Aussie cops hurt in Solomons riot

By David Eames, agencies

Looters set fire to parts of Honiara last night after Australian peacekeeping police used tear gas to block rock-throwing protesters from storming the Solomon Islands' Parliament after it chose a new Prime Minister.

Nine Australian Federal Police officers were injured when they were pelted with stones. One had a broken jaw, another a dislocated shoulder.
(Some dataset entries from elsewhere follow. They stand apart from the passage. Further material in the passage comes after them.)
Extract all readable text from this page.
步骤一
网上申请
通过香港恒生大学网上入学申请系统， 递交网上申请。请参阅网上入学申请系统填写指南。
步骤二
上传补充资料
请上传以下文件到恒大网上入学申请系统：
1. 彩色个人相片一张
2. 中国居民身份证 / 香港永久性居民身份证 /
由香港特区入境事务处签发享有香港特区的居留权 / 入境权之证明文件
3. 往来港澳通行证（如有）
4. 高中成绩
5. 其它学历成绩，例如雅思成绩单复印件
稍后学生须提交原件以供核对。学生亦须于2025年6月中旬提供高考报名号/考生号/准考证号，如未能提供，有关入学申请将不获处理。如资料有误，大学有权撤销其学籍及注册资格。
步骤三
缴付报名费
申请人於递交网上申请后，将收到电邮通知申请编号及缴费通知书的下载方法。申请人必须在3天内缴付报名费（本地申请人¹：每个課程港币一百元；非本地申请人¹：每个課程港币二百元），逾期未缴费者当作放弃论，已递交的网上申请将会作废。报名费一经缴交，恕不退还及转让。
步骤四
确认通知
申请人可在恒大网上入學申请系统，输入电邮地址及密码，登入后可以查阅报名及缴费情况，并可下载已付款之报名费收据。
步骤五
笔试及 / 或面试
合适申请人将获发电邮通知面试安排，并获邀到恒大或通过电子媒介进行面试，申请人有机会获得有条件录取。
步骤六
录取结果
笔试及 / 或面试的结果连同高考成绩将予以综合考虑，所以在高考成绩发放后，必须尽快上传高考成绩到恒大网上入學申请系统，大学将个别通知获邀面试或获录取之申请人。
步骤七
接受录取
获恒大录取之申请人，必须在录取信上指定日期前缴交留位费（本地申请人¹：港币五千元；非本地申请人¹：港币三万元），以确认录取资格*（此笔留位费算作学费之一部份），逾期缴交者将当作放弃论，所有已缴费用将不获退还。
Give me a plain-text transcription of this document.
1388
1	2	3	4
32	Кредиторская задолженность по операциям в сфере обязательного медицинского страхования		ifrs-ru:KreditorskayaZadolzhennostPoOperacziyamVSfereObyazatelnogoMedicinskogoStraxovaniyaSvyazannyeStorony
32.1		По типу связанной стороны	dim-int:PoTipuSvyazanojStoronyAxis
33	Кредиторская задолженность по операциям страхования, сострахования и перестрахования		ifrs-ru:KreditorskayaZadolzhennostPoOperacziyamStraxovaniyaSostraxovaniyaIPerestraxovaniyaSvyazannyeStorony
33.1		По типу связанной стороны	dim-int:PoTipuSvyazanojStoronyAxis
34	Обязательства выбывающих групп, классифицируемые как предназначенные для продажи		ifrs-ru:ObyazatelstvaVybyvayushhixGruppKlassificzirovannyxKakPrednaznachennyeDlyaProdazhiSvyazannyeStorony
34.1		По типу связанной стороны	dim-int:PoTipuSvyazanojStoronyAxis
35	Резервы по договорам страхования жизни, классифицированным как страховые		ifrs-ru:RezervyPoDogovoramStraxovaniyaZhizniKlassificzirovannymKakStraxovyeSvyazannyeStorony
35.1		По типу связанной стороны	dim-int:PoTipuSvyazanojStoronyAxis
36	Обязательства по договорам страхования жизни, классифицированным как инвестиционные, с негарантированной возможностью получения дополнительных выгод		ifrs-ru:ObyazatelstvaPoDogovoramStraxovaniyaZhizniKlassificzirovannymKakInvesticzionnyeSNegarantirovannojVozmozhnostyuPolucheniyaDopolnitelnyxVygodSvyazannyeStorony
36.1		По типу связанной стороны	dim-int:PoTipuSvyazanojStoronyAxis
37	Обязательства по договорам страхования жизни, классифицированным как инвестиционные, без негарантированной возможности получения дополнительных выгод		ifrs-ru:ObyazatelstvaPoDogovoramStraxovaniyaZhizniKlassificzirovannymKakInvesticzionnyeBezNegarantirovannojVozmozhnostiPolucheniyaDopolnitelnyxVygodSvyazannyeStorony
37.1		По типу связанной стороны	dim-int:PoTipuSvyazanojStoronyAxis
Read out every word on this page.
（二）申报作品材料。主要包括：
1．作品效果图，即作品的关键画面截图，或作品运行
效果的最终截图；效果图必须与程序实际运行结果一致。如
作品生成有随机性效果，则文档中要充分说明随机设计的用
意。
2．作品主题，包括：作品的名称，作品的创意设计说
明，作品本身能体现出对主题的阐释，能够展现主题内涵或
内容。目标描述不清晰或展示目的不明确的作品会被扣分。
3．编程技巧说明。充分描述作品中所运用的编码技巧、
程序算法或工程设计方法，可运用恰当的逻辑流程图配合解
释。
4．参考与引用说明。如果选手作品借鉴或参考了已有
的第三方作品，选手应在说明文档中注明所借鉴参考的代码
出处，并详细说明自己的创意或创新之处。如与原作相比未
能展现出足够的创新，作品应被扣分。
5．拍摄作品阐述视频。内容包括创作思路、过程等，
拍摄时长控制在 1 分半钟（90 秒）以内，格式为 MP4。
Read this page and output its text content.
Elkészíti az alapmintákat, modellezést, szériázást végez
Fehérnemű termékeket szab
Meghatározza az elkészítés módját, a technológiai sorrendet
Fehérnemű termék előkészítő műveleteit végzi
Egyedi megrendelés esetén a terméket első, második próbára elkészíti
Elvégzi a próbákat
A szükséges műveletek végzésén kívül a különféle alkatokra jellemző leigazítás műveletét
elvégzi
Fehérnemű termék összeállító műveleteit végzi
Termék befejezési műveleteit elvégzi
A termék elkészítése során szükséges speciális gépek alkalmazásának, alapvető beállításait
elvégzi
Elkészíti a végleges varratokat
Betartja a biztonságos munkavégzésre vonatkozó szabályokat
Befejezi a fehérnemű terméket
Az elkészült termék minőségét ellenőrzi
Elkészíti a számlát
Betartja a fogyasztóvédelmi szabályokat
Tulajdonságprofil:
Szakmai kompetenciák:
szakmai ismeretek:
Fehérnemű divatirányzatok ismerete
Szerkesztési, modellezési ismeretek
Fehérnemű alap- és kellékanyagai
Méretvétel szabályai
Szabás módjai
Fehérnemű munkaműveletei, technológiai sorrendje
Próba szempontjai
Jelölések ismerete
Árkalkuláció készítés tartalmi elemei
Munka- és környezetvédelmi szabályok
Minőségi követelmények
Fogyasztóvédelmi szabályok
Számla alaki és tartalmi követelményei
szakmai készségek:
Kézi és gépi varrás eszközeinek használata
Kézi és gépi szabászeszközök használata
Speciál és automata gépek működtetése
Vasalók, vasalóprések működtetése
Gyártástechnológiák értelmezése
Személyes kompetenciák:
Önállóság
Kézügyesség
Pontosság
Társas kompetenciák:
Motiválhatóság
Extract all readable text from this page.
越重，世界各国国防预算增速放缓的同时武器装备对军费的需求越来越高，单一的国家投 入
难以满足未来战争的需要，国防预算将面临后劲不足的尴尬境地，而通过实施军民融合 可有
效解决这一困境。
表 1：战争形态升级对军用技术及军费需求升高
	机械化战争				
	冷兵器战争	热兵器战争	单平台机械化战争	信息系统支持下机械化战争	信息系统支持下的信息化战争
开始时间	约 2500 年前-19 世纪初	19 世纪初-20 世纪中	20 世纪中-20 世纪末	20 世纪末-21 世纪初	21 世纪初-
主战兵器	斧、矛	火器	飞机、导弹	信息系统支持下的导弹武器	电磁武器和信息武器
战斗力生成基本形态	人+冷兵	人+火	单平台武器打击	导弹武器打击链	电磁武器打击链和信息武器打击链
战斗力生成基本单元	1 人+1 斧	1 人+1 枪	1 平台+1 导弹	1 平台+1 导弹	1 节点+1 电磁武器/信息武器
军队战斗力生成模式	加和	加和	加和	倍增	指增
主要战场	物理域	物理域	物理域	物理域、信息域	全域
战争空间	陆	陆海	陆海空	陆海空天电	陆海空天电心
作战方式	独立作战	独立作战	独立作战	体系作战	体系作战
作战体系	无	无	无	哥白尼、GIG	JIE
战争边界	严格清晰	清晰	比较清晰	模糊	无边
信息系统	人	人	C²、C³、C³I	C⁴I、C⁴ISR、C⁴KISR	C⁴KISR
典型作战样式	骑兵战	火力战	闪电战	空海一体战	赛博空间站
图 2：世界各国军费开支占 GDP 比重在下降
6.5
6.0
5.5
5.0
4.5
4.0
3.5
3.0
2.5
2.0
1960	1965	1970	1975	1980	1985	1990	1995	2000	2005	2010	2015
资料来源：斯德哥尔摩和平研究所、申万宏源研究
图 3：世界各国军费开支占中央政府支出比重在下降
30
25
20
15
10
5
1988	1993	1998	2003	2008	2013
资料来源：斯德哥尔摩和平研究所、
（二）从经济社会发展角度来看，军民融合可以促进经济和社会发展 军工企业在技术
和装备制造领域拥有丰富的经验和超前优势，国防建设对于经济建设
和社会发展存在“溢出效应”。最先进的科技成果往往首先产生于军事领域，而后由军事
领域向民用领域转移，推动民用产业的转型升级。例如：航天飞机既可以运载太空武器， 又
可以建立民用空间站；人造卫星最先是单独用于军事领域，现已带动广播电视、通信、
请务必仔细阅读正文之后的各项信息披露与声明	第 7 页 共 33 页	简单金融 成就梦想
Five local police were also hurt.

Prime Minister Helen Clark said late last night that New Zealand police were helping to restore order.

"Earlier this evening they evacuated the new Prime Minister from Parliament, where he and other Government members of Parliament had been barricaded for several hours by a violent crowd."

She said the situation remained uncertain and the New Zealand High Commission was monitoring events.

Seven Australian police cars were torched and others damaged while the Parliament was besieged and MPs trapped inside.

Gangs later rampaged largely unchallenged through the city's Chinatown as a police helicopter hovered overhead.

They smashed windows and seemed to take their time to haul away whatever they could steal.

Witnesses said local Solomon Islands police watched but did not intervene as shops owned by long-established Chinese families were cleaned out and burned.

A Government spokesman said plumes of smoke rose high over the capital and flames lit up the night sky.

"We have three mobs in town ... each up to 300 in strength [including] one near the Prime Minister's residence and another still in the central business district," said the Solomon Islands Commissioner of Police, Shane Castle.

Some protesters accused Chinese businessmen of bribing members of the Government and backing yesterday's election of Snyder Rini as PM.

They were angry that Mr Rini, a longtime Cabinet insider and former deputy leader, had been chosen despite a big anti-Government swing in an April 5 general election dominated by allegations of corruption.

About 500 supporters of rival candidate Job Dudley Tausinga took to the streets claiming the election had been fixed and votes bought.

The 50 MPs who took part in the vote for Prime Minister were kept in Parliament for their own safety for more than four hours after the ballot.

Demonstrators threw rocks at a heavily guarded convoy that evacuated Mr Rini from the legislature.

The melee was the worst unrest seen in the capital since Australia, New Zealand and other Pacific Governments intervened in 2003 to end years of bloody ethnic gang conflict.

NZ has 46 soldiers and 35 police in the Solomons.